Waking up to a beautiful morning in Hong Kong!
This is a post that I wrote several months ago, and I am reposting it because I am once again in Hong Kong (Clearwater Bay School, the International Montessori School and LanguageOne HK) and I know this question will be an important one for many parents attending the Parents as Language Partners seminars. If you know someone facing this decision (for Cantonese or any other language) please share!
Obviously this applies to Cantonese-speaking parents… 🙂 but the underlying principle is the same, no matter what your home language is. I’ve been thinking about this issue since I visited Hong Kong in March, and met with many lovely parents who were all attempting to raise their children to be bilingual. So what’s wrong with that? Nothing, of course. What was wrong – if that is even the right word to choose – was that these parents were choosing *not* to speak Cantonese to their children, in favour of English. Again, what’s wrong with that? The answer is, of course, it depends. But for most of the families I met, what was wrong was that they were favouring an outside language over the language that their children need to be a part of their families, community, culture. They were making this choice for many reasons, but the ones I heard the most were to have a better chance of getting their children into an English-language school, and because English is “better” than Cantonese. In an effort to give their children the best start they could, several of these families explained to me that they had chosen to use only English (a second language for them) with their children from birth, for anywhere from 2-5 years. They had thought that Cantonese would be “easy” to add in after, and were finding that this was not the case.

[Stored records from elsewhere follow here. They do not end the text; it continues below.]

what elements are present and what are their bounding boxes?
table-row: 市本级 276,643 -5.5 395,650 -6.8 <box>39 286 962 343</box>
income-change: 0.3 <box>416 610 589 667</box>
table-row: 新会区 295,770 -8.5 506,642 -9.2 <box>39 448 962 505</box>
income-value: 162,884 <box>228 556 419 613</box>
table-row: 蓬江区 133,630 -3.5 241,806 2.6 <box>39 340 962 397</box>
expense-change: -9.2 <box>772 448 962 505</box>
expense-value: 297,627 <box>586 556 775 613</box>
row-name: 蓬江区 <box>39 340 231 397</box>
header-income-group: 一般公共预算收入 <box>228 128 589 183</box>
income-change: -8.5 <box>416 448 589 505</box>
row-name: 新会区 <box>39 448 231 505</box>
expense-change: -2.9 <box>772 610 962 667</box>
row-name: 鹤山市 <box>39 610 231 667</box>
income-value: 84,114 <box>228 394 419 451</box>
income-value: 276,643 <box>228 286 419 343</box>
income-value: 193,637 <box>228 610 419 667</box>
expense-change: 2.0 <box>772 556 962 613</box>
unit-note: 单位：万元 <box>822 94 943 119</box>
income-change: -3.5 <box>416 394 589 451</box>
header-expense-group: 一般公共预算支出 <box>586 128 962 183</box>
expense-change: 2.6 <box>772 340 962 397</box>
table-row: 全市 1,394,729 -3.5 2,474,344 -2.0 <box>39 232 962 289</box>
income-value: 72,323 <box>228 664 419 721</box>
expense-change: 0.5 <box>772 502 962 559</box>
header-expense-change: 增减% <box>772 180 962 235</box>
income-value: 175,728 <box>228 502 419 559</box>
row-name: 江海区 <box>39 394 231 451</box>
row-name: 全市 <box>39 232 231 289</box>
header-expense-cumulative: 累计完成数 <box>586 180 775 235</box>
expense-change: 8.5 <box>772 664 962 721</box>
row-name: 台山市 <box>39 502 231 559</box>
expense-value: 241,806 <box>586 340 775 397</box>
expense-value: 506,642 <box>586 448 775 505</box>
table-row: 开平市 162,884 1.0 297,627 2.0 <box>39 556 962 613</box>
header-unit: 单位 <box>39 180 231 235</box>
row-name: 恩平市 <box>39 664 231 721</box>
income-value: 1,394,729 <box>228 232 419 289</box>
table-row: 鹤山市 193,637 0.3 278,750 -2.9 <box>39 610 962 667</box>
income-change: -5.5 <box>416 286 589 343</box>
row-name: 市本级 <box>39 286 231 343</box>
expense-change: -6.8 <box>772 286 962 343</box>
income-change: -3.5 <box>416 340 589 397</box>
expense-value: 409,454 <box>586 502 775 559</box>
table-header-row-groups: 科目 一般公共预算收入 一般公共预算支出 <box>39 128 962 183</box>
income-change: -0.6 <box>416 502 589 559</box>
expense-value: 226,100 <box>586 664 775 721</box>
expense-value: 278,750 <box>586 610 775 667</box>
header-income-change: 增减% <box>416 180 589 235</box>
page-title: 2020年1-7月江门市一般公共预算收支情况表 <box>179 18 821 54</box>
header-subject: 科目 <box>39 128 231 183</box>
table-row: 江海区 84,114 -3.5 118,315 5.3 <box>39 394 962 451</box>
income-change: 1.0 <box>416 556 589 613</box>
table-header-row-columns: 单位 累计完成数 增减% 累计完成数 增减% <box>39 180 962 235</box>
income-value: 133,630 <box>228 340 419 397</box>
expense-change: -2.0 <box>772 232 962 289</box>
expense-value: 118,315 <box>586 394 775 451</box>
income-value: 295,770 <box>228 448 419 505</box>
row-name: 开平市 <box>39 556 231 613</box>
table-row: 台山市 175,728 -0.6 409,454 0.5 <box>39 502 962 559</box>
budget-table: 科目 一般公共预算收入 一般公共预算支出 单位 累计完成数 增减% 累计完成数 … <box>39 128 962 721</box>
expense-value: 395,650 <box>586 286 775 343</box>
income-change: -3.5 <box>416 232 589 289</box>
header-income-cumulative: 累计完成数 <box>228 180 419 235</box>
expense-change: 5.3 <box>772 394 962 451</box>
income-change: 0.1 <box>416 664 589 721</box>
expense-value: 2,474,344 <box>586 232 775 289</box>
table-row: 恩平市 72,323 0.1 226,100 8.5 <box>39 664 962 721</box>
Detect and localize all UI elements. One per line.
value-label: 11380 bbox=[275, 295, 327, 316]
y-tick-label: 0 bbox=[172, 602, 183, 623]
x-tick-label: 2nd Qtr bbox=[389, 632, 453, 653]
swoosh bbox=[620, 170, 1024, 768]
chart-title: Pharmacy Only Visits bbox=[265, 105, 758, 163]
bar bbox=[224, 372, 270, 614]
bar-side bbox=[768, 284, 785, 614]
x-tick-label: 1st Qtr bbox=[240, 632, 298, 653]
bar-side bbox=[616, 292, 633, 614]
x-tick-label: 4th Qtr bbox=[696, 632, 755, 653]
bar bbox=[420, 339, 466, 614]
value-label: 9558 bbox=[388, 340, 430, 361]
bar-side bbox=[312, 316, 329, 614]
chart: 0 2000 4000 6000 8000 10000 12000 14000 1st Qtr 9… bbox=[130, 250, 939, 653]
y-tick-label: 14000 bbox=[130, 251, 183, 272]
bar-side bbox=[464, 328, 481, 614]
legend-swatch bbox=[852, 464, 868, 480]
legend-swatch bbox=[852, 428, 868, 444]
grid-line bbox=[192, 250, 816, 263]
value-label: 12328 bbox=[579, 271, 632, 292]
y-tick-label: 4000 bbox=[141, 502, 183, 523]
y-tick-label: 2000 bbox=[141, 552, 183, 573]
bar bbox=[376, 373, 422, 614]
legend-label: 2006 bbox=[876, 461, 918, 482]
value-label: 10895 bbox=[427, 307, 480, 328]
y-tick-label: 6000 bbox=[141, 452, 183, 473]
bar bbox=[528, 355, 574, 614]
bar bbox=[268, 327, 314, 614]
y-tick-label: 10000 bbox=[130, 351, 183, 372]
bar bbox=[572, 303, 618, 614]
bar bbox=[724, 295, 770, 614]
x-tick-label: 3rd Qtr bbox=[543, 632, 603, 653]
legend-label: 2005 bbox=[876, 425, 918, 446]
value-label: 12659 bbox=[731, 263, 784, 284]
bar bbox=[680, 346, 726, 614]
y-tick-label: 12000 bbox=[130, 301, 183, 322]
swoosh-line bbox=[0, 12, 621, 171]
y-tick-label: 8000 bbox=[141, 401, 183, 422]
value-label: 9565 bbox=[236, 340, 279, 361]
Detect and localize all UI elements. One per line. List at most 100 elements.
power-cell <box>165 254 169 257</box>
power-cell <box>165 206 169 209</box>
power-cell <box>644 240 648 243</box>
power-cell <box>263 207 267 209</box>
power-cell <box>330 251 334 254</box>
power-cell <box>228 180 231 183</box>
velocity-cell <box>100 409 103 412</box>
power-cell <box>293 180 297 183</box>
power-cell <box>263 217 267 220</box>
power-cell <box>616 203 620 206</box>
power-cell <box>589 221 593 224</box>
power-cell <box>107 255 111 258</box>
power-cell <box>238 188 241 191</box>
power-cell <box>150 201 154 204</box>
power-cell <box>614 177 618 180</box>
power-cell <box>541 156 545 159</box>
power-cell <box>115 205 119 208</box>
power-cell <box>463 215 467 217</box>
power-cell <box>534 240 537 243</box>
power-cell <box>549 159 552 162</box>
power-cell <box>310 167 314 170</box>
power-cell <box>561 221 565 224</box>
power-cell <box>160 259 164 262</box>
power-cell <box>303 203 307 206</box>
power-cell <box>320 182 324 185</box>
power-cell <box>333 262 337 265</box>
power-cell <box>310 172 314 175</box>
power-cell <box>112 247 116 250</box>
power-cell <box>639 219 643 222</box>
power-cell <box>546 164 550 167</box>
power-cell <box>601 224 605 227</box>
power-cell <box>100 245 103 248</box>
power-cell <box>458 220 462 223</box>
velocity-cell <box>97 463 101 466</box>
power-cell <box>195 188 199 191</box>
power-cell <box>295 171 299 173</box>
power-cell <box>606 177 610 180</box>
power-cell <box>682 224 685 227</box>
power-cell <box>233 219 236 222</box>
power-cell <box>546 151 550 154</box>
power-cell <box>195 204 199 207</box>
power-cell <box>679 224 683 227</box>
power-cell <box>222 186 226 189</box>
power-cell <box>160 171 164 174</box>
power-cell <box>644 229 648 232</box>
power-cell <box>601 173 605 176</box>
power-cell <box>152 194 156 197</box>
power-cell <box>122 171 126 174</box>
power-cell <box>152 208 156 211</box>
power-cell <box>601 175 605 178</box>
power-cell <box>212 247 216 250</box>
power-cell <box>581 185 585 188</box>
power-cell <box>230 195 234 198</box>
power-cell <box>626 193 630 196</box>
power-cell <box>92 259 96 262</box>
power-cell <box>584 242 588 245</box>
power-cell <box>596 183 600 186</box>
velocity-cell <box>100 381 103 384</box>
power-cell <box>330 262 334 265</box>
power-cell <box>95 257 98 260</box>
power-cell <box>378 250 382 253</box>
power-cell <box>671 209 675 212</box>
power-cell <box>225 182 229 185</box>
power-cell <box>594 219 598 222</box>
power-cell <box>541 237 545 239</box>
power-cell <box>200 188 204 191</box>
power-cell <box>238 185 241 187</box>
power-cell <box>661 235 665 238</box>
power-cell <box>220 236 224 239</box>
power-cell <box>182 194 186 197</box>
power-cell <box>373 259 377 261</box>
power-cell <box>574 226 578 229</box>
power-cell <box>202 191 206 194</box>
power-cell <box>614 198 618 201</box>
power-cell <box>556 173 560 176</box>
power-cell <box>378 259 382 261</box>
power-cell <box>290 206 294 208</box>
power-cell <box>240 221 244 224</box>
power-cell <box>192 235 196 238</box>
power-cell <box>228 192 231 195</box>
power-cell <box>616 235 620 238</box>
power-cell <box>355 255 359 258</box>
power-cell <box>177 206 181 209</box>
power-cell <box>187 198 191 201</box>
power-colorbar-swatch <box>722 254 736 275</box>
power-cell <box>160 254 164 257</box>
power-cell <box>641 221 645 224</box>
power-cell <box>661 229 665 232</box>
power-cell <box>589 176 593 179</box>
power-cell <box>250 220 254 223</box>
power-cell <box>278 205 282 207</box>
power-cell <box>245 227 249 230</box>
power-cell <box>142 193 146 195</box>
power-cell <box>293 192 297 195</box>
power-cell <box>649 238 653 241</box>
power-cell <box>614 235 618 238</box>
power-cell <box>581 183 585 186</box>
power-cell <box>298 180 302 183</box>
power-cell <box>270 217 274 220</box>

So what are the issues in choosing to speak a language that is not your “mother tongue” to your children? Again, the answer varies according to circumstances (and I did this myself, so I am not adamantly against using another language with your children). But in the Hong Kong context, what is happening is a deepening divide between “high” and “low” varieties of language, with English and Mandarin in the front seat as the high varieties and Cantonese firmly in the back seat. In some of these cases the most pressing issue is the use of a non-fluent language as a parenting language. The potential issues when parents use a language that they are not fully fluent in as the main language with their children range from issues with bonding to issues of language development. Focusing on the language aspect, children need a robust and varied input to fully develop in a language, and to be exposed to a level of language that promotes on-going vocabulary and structural development as well as increasing cognitive proficiency in the language. The worst case scenario is that the children end up struggling in school because their language level and abilities are not age-appropriate due to lack of the right types of input. So in this sense, the parents choice to use English to help their children in English-language education may very well actually be working against them. Far better to arrive at school with a very well-developed home language and then build English on that strong foundation.
A second, but not secondary, issue is related to culture and identity. Children in Hong Kong also take “Chinese” in school, but rather than studying the Cantonese used all around them, they almost exclusively (in English-language schools at least) study Mandarin, which is a completely different language. So then the children are learning in and studying two foreign languages – but not their own language. In some cases, they may have enough family members speaking Cantonese to them that they can use this language too, but at least some of the families I met were in the situation of having school-aged children who had very little Cantonese. This means that the only language they can use to communicate with their extended family is English, rather than the language of their community and culture. These children are essentially third-culture kids being raised as strangers within their own culture.
So what should parents in Hong Kong, and elsewhere (this problem is not limited to Hong Kong, of course) do to give their children the best chance of being successfully bilingual and acquiring the languages that the children need and the languages that the parents want? My answer is to start at home, doing what you do best and what your children need first – your own language. Choose at least one parent to pass on the home language, and to be active in this process. If the other parent wants to use English, and is fluent enough for this to be a viable choice for a parenting language, then you can do both at home using the one-parent, one-language model. But the community language should not be sacrificed or neglected in the chase for higher status languages – the better you do your job at home with your own language, the better prepared your children will be to add other languages. The bottom line is that Cantonese children should speak Cantonese – for them, it is more important in the early years than any other language. It’s what makes them a part of their family, extended family, culture and identity. Give them this first, and then plan to add in the other languages (within reason!) that you think are important for your children too.